Si la primera parte había comenzado con tono intimista y había terminado frívolamente, la segunda parte fue al revés: empezó frívolamente con Strauss (cabe decir que sin la grosería de Poulenc, aunque ambos compositores quedaron hermanados por sus alegatos contra el matrimonio). Cuatro lieder muy bien cantados que comenzaron y terminaron en el bosque: de Waldesfahrt, teatral y muy variado, hasta el sereno Waldseligkeit, que preparó el ambiente para el último bloque, los seis lieder de Schubert.
Schubert. Corbata fuera, botón del cuello de la camisa desabrochado, americana abierta; una especie de liberación que le hemos visto a Keenlyside otras veces antes de este compositor. Y una especie de transformación también. No importa lo bien que haya cantado las anteriores piezas del recital; si las hay de Schubert, acabarán eclipsandolas. Un Schubert cálido, natural, elegante, expresivo, sin ningún artificio. Un Schubert cercano, fácil de escuchar (y esto no es tan habitual como podría parecer). Desde la primera nota de Alinde hasta la última de Abschied, magnífico Schubert.

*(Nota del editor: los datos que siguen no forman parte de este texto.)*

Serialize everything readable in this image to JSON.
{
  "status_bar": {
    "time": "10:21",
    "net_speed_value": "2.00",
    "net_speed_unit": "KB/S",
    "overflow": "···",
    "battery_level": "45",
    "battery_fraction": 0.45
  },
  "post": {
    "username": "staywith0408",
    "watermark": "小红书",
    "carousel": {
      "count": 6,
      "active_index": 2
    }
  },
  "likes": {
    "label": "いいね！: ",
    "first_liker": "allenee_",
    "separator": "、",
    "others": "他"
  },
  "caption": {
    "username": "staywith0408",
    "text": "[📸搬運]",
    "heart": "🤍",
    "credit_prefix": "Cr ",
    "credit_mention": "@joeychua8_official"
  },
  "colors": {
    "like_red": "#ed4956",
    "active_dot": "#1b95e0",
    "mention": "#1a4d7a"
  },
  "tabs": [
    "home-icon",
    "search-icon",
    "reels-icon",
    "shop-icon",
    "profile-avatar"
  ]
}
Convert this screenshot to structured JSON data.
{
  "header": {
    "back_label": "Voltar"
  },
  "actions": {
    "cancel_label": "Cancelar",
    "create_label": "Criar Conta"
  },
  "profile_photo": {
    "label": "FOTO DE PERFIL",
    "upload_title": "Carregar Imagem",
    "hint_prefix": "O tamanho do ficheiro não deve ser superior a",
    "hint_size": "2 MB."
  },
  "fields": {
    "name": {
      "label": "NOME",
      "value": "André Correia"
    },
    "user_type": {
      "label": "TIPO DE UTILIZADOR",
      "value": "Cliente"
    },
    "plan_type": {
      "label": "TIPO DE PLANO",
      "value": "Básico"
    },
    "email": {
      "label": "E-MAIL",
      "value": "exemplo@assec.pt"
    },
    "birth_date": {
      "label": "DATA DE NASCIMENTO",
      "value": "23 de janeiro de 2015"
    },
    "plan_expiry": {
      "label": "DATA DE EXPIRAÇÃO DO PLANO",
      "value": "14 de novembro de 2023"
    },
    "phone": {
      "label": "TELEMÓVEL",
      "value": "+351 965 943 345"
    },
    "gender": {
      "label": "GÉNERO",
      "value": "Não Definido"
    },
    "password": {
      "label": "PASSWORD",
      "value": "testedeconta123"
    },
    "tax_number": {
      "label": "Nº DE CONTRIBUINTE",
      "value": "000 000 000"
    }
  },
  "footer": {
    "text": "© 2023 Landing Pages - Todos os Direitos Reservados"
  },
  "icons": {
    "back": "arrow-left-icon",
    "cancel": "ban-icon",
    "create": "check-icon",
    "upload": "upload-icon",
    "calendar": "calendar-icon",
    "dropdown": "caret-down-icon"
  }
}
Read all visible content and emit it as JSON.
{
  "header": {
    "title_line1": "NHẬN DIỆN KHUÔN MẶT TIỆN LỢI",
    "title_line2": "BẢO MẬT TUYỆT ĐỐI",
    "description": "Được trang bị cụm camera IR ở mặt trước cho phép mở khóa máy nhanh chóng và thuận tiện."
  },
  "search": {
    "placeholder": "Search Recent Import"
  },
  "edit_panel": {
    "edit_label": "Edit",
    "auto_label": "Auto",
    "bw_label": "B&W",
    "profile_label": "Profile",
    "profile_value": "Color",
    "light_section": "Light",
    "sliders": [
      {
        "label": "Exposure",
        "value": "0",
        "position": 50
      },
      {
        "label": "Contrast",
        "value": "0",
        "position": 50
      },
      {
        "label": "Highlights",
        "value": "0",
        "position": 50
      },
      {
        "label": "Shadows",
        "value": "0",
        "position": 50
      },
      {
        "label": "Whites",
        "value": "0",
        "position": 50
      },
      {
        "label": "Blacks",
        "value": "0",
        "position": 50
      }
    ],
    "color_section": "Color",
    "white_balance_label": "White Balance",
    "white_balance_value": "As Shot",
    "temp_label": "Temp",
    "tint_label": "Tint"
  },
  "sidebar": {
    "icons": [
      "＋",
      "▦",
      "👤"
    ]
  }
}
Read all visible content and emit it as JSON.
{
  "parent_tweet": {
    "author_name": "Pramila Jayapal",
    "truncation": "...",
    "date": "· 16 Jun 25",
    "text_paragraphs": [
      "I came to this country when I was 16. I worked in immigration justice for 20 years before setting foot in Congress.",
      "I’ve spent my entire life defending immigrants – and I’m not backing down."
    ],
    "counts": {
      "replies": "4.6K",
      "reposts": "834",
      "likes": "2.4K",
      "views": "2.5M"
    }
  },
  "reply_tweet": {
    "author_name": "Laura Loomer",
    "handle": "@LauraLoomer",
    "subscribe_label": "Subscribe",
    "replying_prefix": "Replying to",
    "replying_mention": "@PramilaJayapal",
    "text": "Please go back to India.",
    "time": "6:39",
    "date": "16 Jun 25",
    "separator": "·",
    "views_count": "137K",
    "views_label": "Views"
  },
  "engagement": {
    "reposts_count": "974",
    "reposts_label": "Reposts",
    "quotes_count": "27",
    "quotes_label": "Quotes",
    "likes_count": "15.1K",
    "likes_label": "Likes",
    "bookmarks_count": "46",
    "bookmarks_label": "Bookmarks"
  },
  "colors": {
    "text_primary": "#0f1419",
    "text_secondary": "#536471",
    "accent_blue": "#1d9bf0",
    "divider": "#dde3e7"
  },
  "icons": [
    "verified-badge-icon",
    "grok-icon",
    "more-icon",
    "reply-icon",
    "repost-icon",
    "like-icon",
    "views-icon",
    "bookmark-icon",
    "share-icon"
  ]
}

Podría extenderme describiendo detalles de cada una de las canciones pero, ¿es necesario?
Como quiero terminar estas impresiones con el buen recuerdo de la música, permitanme que hable ahora de la parte negativa del concierto: el comportamiento de una parte del público. Es normal que los recién llegados a un género no conozcan los protocolos, pero quizás sería bueno que fueran un poco más prudentes y observadores antes de lanzarse a aplaudir después de cada canción. Sobre todo, cuando después de la primera canción de un ciclo el cantante hace un gesto para interrumpir los aplausos y otro para agradecer el silencio; ¿a qué viene volver a aplaudir después de la segunda? Esto sólo lleva, por un lado, a una especie de guerra entre los aplausos y los intentos de acallarlos de otra parte del público, y por el otro, a que los intérpretes ataquen las canciones sin pausa (que tampoco es lo más deseable) para tratar de evitar los aplausos. Quizás una buena forma de recibir a los recién llegados, por parte del teatro, sería incluir en el programa de mano una breve explicación de las costumbres; básicamente, que un bloque de canciones debe entenderse como una unidad, que el silencio forma parte de la música o que nunca jamás se ha de aplaudir antes de que el pianista termine la canción. No se trata de imponer ninguna norma rancia; sólo de respetar el trabajo de dos profesionales sobre el escenario y de no estorbar la concentración de todos, público y músicos. No sé cómo se vivió esta situación desde el escenario y en cualquier caso Keenlyside y Martineau son demasiado educados para mostrar su desagrado, pero desde abajo se vivió con incomodidad y tensión.
Volvamos a la música. Disfrutamos aún de tres propinas: la primera, una seductora Ständchen, de Strauss (¿quizás para compensar la Sérénade de Poulenc?); la segunda, una breve aparición de Mahler con la encantadora Wer hat dies Liedlein erdacht. Y, por último, una exquisita interpretación de Nachtviolen. Die heilige Verbindung, se puede acabar mejor un recital?